The Current State of App Store payments
Right now, Apple and Google take a 30 percent cut of just about everything you do on their app stores. This includes any app you purchase, in-app sales, and subscriptions. Developers can’t use any payment option other than the one built into the App Store or the Google Play store.
This has been a bone of contention with developers for years. Smaller, newer developers are sometimes reluctant to get involved in mobile apps. Even some of the bigger developers, such as Epic Games, fight these requirements in court.

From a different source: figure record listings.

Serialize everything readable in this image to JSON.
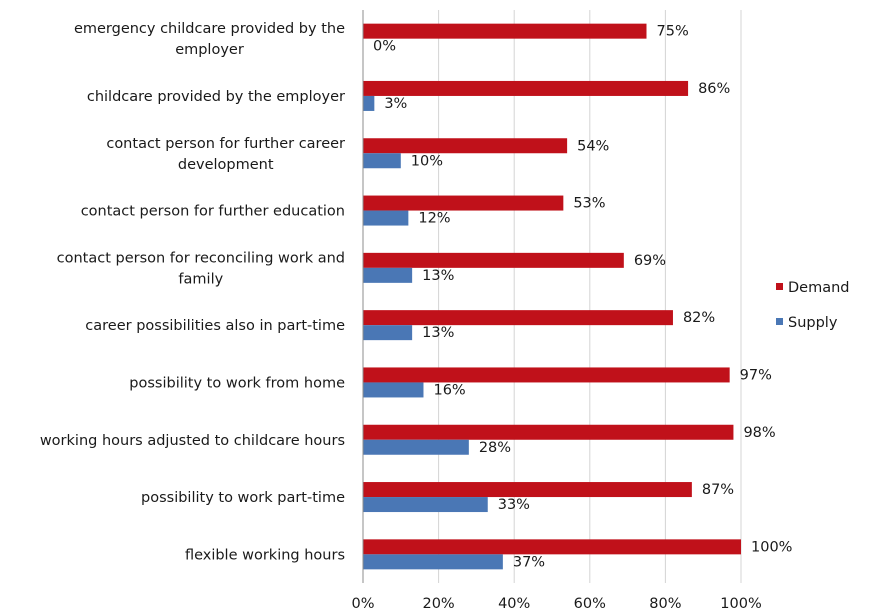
{
  "chart_data": {
    "type": "bar",
    "orientation": "horizontal",
    "categories": [
      "emergency childcare provided by the employer",
      "childcare provided by the employer",
      "contact person for further career development",
      "contact person for further education",
      "contact person for reconciling work and family",
      "career possibilities also in part-time",
      "possibility to work from home",
      "working hours adjusted to childcare hours",
      "possibility to work part-time",
      "flexible working hours"
    ],
    "category_lines": [
      [
        "emergency childcare provided by the",
        "employer"
      ],
      [
        "childcare provided by the employer"
      ],
      [
        "contact person for further career",
        "development"
      ],
      [
        "contact person for further education"
      ],
      [
        "contact person for reconciling work and",
        "family"
      ],
      [
        "career possibilities also in part-time"
      ],
      [
        "possibility to work from home"
      ],
      [
        "working hours adjusted to childcare hours"
      ],
      [
        "possibility to work part-time"
      ],
      [
        "flexible working hours"
      ]
    ],
    "series": [
      {
        "name": "Demand",
        "color": "#c0111a",
        "values": [
          75,
          86,
          54,
          53,
          69,
          82,
          97,
          98,
          87,
          100
        ],
        "labels": [
          "75%",
          "86%",
          "54%",
          "53%",
          "69%",
          "82%",
          "97%",
          "98%",
          "87%",
          "100%"
        ]
      },
      {
        "name": "Supply",
        "color": "#4a77b5",
        "values": [
          0,
          3,
          10,
          12,
          13,
          13,
          16,
          28,
          33,
          37
        ],
        "labels": [
          "0%",
          "3%",
          "10%",
          "12%",
          "13%",
          "13%",
          "16%",
          "28%",
          "33%",
          "37%"
        ]
      }
    ],
    "xlim": [
      0,
      100
    ],
    "xticks": [
      0,
      20,
      40,
      60,
      80,
      100
    ],
    "xtick_labels": [
      "0%",
      "20%",
      "40%",
      "60%",
      "80%",
      "100%"
    ],
    "grid": true,
    "legend_position": "right"
  }
}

South Korea’s Telecommunications Business Act Changes Everything
With the amendment to South Korea’s Telecommunications Business Act, app store owners won’t be able to require developers to use the in-house payment systems. App Store payments could open up to other options, like Square, Stripe, or other credit card processors. The law also bans the App Store owners from unreasonably delaying the approval of apps or deleting them. The country fears app stores might take these steps to retaliate against developers who choose an outside payment method.

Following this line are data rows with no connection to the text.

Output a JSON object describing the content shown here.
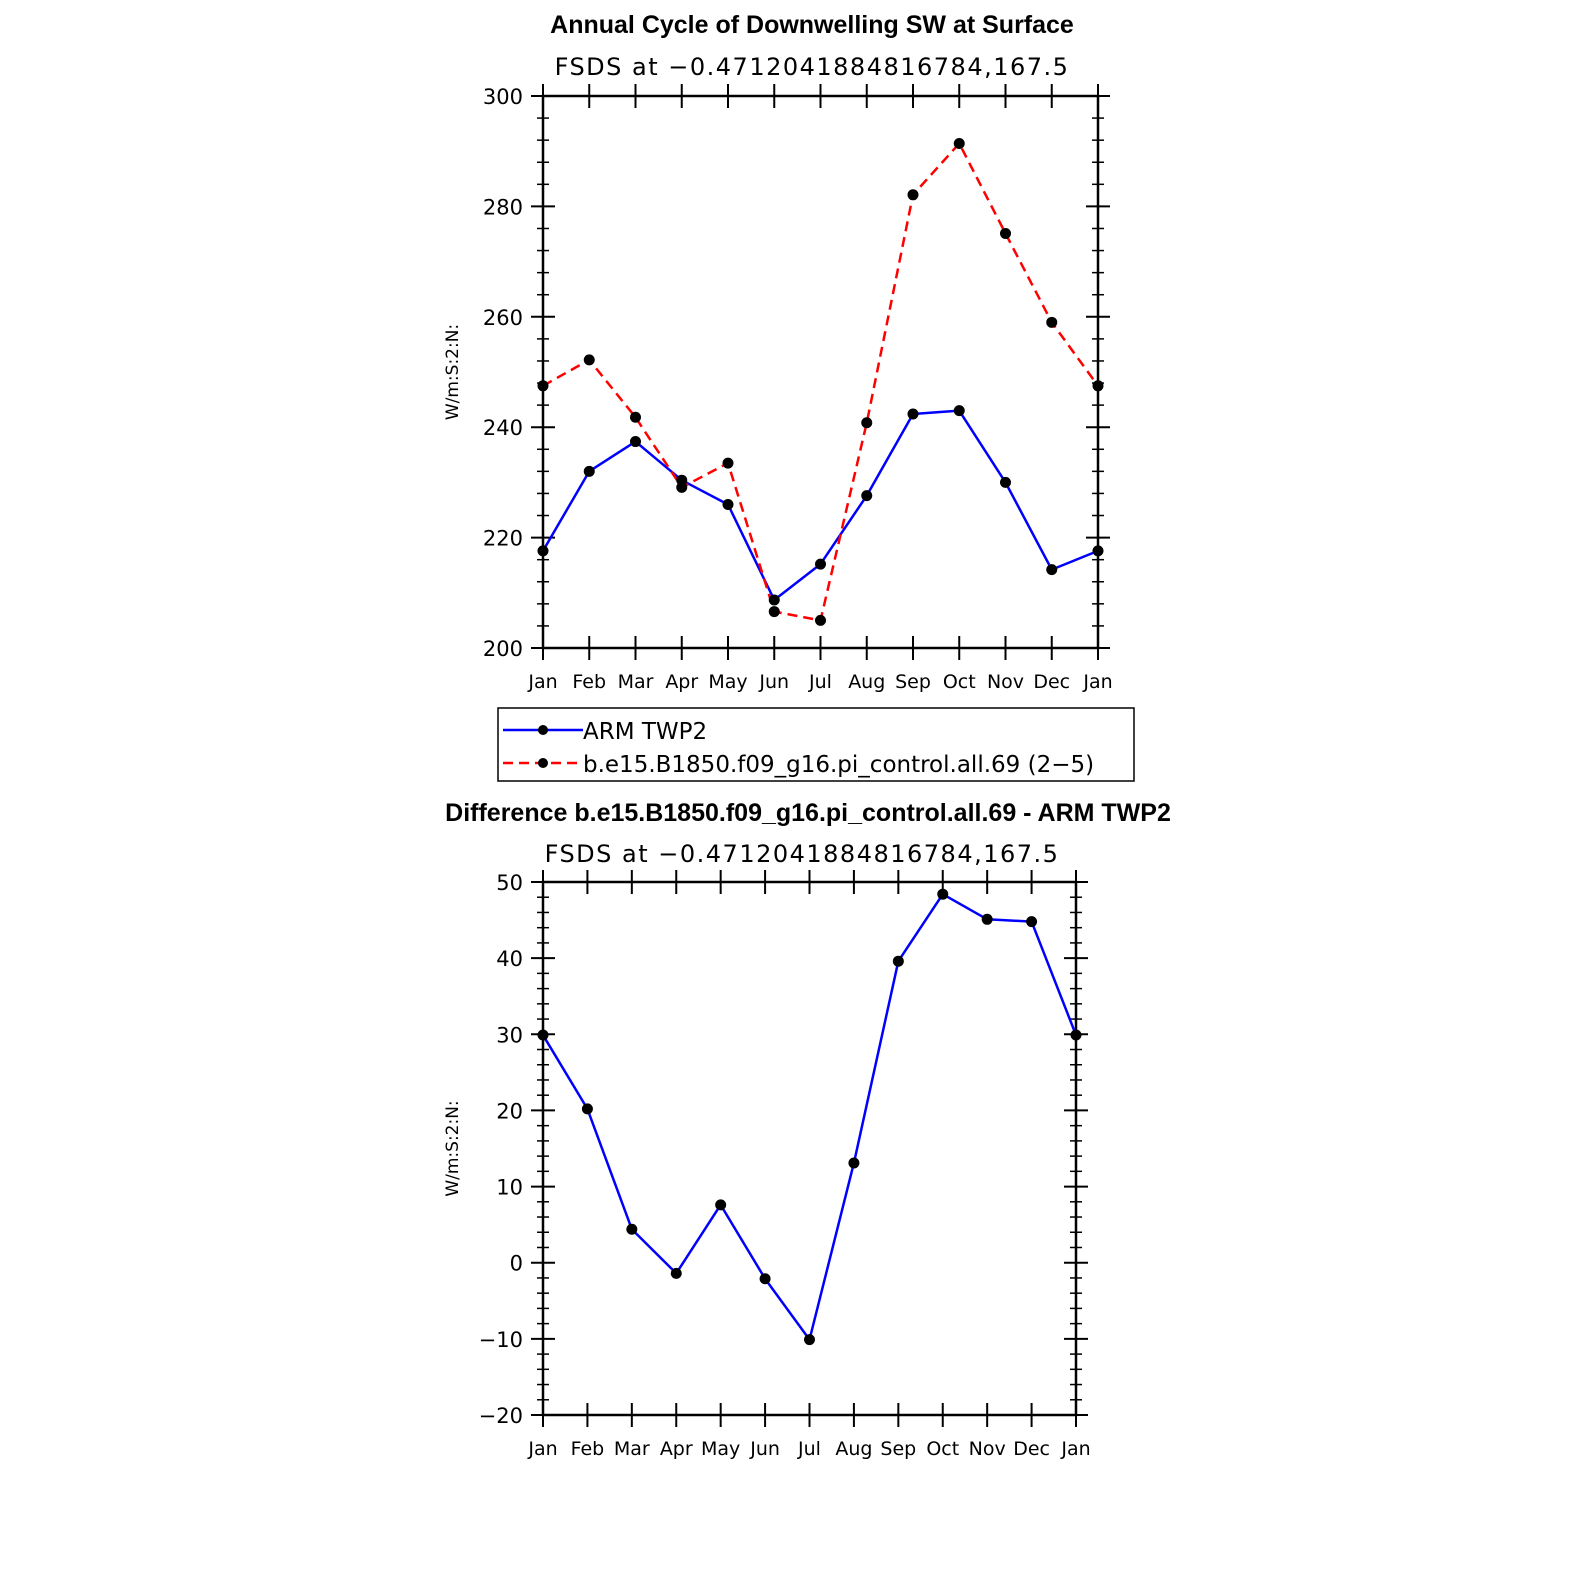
{
  "chart_data": [
    {
      "type": "line",
      "title": "Annual Cycle of Downwelling SW at Surface",
      "subtitle": "FSDS at −0.4712041884816784,167.5",
      "ylabel": "W/m:S:2:N:",
      "ylim": [
        200,
        300
      ],
      "yticks": [
        200,
        220,
        240,
        260,
        280,
        300
      ],
      "categories": [
        "Jan",
        "Feb",
        "Mar",
        "Apr",
        "May",
        "Jun",
        "Jul",
        "Aug",
        "Sep",
        "Oct",
        "Nov",
        "Dec",
        "Jan"
      ],
      "series": [
        {
          "name": "ARM TWP2",
          "color": "#0000ff",
          "dash": "solid",
          "values": [
            217.6,
            232.0,
            237.4,
            230.4,
            226.0,
            208.7,
            215.2,
            227.6,
            242.4,
            243.0,
            230.0,
            214.2,
            217.6
          ]
        },
        {
          "name": "b.e15.B1850.f09_g16.pi_control.all.69 (2−5)",
          "color": "#ff0000",
          "dash": "dashed",
          "values": [
            247.5,
            252.2,
            241.8,
            229.1,
            233.5,
            206.6,
            205.0,
            240.8,
            282.1,
            291.4,
            275.1,
            259.0,
            247.5
          ]
        }
      ],
      "legend": "below"
    },
    {
      "type": "line",
      "title": "Difference b.e15.B1850.f09_g16.pi_control.all.69 - ARM TWP2",
      "subtitle": "FSDS at −0.4712041884816784,167.5",
      "ylabel": "W/m:S:2:N:",
      "ylim": [
        -20,
        50
      ],
      "yticks": [
        -20,
        -10,
        0,
        10,
        20,
        30,
        40,
        50
      ],
      "ytick_labels": [
        "−20",
        "−10",
        "0",
        "10",
        "20",
        "30",
        "40",
        "50"
      ],
      "categories": [
        "Jan",
        "Feb",
        "Mar",
        "Apr",
        "May",
        "Jun",
        "Jul",
        "Aug",
        "Sep",
        "Oct",
        "Nov",
        "Dec",
        "Jan"
      ],
      "series": [
        {
          "color": "#0000ff",
          "dash": "solid",
          "values": [
            29.9,
            20.2,
            4.4,
            -1.4,
            7.6,
            -2.1,
            -10.1,
            13.1,
            39.6,
            48.4,
            45.1,
            44.8,
            29.9
          ]
        }
      ]
    }
  ]
}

The law passed South Korea’s National Assembly, and we expect President Moon Jae-in to sign it into law very soon. Once it becomes law developers will be free to search for a payment provider that offers them the best deal. Of course, it may. be some time before South Korea can actually enforce the law. Google and Apple are bound to try fighting it in court.
Google’s and Apple’s stores provide pretty good benefits, like user authentication for purchases. They also tend to be easy for consumers to use, since payment information is securely stored. Google and Apple also offer easy data hosting and distribution for digital goods.
If a developer decides it doesn’t need those things, or it can create its own solution, there are other options. Most credit card processors take much less of the sales than Google and Apple. For example, the developer could wind up losing only 3 percent of each sale in credit card fees instead of 30 percent.
Google and Apple Respond to the Law
A Google spokesperson told The Verge, “just as it costs developers money to build an app, it costs us money to build and maintain an operating system and App Store”. Apple’s response to the new law touched on the safety of its ecosystem. An Apple spokesperson said, ”the proposed Telecommunications Business Act will put users who purchase digital goods from other sources at risk of fraud”. Apple also pointed out that it will be more difficult for users to manage the purchases, making parental controls and features like “ask to buy” less effective.
If the law stands, it could mean a sizable impact on both Google’s and Apple’s app store revenues. While neither company gives exact app store revenue numbers, analytics firm Sensor Tower estimates that Apple’s App Store facilitated $72.3 billion in global spending in 2020. Google Play, on the other hand, did $38.6 billion in sales.